Un honnête Biopic partiel narrant sous la forme d’une tranche de vie de l’immense artiste, sculpteur et peintre Suisse Alberto Giacometti, l’élaboration artistique du dernier portrait effectué par amitié envers son ami écrivain américain James Lord dans son atelier parisien en 1964.
À l’occasion de son nouveau long métrage derrière la caméra, l’acteur Stanley Tucci choisit de s’attaquer à l’un des plus talentueux créateurs du XXe siècle, ayant marqué l’Histoire de l’art à travers ses sculptures longilignes épurées et ses toiles visionnaires régulièrement sombres, ces multiples œuvres enflamment encore les prix lors des différentes ventes aux enchères à travers le monde. Le réalisateur s’appuie avec application à retranscrire le livre A Giacometti portrait publié en 1965 par le critique d’art et écrivain James Lord, à la suite de ses éreintantes multiples séances de poses auprès d’Alberto Giacometti.
Avec humilité Stanley Tucci nous propose donc un singulier Biopic immersif en se concentrant sur une période précise afin de mieux mettre en perspective les tourments de cet inclassable artiste à travers une courte période représentative des fragilités et la vie quotidienne du peintre Suisse. Avec une certaine élégance dans la mise en scène le cinéaste met parfaitement en exergue cette notoire phrase de Giacometti : « Plus on travaille sur un tableau et plus il en devient impossible de le finir ». En effet ce long métrage quasiment en huis-clos va relater à travers une minutieuse reconstitution réussie à l’identique de l’atelier caverne rue Hippolyte Maindron à Paris (avec l’aide de la Fondation Giacometti) et les affres psychologiques de l’artiste en pleine création. L’auteur filme cette tanière à travers une palette de nuances de gris reflétant l’aspect ombrageux et bougon de l’artiste qui au lieu de faire le portrait de son ami en un après-midi comme promis va sans cesse remettre en cause son talent à travers une quête désespérée de la perfection engendrant dix-huit séances de poses témoignant du perfectionnisme exagéré d’Alberto Giacometti à la recherche d’une réalité qui semblait s’effacer de la toile au fur et à mesure d’un trait trop forcé où d’une hésitation manuelle entraînant la destruction de l’œuvre pour mieux recommencer.

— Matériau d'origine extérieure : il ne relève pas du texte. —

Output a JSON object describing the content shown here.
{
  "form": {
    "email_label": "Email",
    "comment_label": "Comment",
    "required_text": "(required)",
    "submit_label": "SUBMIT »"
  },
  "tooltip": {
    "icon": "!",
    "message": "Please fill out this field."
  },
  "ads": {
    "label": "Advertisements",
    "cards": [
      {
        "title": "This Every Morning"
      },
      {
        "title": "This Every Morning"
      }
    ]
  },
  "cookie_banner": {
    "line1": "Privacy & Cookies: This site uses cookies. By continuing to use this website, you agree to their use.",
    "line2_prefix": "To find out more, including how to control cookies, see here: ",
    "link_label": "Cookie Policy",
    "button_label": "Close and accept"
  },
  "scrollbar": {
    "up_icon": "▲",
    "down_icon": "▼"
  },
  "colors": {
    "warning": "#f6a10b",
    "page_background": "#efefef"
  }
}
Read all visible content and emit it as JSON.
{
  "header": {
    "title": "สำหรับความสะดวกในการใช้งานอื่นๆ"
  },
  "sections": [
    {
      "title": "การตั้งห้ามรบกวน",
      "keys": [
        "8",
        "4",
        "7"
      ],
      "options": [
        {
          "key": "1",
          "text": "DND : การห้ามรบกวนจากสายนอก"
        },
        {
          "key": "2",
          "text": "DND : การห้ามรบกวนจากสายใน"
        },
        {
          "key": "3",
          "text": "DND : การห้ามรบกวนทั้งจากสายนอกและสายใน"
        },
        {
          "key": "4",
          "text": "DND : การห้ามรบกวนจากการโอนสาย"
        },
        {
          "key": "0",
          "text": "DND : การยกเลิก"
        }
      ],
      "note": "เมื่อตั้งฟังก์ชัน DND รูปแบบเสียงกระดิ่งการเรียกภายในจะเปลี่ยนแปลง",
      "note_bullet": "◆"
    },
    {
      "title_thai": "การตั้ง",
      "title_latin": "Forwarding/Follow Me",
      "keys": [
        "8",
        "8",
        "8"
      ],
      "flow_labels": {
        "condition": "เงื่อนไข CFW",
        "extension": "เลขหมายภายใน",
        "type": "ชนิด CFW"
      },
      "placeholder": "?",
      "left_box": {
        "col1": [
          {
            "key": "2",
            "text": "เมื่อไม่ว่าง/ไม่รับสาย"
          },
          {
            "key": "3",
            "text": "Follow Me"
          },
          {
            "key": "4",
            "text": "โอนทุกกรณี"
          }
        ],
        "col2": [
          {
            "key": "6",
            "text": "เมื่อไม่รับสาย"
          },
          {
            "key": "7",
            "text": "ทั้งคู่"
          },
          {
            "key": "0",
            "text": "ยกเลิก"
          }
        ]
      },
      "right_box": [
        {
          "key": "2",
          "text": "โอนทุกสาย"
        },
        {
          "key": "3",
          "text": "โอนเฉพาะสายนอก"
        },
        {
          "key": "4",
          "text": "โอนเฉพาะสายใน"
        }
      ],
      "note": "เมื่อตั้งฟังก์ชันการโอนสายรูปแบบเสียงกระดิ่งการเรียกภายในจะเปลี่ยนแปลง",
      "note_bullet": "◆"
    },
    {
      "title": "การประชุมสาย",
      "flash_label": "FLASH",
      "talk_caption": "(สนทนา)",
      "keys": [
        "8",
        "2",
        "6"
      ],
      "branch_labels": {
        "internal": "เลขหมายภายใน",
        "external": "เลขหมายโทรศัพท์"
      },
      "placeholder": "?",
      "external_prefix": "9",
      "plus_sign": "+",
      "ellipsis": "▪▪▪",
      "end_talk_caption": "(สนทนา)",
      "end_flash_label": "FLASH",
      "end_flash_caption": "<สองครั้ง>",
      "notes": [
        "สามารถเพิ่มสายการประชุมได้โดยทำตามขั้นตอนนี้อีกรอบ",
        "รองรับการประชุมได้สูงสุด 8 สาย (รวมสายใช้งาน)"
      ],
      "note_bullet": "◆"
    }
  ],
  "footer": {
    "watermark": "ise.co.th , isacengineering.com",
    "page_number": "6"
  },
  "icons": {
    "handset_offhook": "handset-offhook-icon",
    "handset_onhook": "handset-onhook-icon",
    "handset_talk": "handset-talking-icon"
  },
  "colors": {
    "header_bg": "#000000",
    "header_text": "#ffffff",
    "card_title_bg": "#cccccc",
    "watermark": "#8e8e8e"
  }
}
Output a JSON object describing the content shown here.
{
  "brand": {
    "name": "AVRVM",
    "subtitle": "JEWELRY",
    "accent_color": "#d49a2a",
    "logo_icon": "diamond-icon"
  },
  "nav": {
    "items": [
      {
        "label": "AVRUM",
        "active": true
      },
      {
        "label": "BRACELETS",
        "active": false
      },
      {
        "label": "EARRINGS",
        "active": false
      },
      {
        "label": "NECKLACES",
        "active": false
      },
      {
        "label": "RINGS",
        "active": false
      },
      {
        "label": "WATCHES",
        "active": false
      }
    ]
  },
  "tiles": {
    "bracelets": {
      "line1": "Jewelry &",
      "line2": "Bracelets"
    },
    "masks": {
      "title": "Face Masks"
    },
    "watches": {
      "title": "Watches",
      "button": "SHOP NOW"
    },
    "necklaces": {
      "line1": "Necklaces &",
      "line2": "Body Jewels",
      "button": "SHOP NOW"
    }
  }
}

Le cinéaste utilise sa caméra de manière classique avec des plans souvent illustratifs rendant hommage aux sensationnelles œuvres filiformes traduisant aussi la fragilité de l’être, et nous offre des plans en plongée afin de mieux nous immerger dans le côté introspectif réaliste. L’atelier sert d’une sorte de scène de théâtre où les acteurs vont et viennent et Stanley Tucci par petites touches dépeint les coulisses de cette relation amicale à travers des échanges ne manquant pas de jurons dans la bouche du théâtral mais convaincant Geoffrey Rush interprétant savoureusement et habilement le rôle titre, ni d’humour sarcastique auprès de son ami James Lord incarné par le gracieux Armie Hammer par le biais d’un récit empruntant une structure narrative en boucle donnant une impression répétitive aux situations. L’auteur tente également de croquer le quotidien non trépidant du créateur lors de balades dans le Paris pittoresque des années 60 de manière plus aléatoire et folklorique, en levant le voile sur les amours tarifés du peintre/sculpteur et son obsession pour une délicieuse promise (Clémence Poésy), en captant sa relation tumultueuse avec sa légitime délaissée (interprétée par la gouailleuse Sylvie Testud), ainsi que son rapport particulier avec l’argent qu’il dissimule dans les fissures de sa maison délabrée.
Venez découvrir avec curiosité l’aspect psychologique névrosé de l’un des artistes majeurs du siècle dernier pendant l’acte créatif, à travers cet atypique Biopic sans prétention : Alberto Giacometti, The Final Portrait. Académique. Intime. Inégal. Attachant.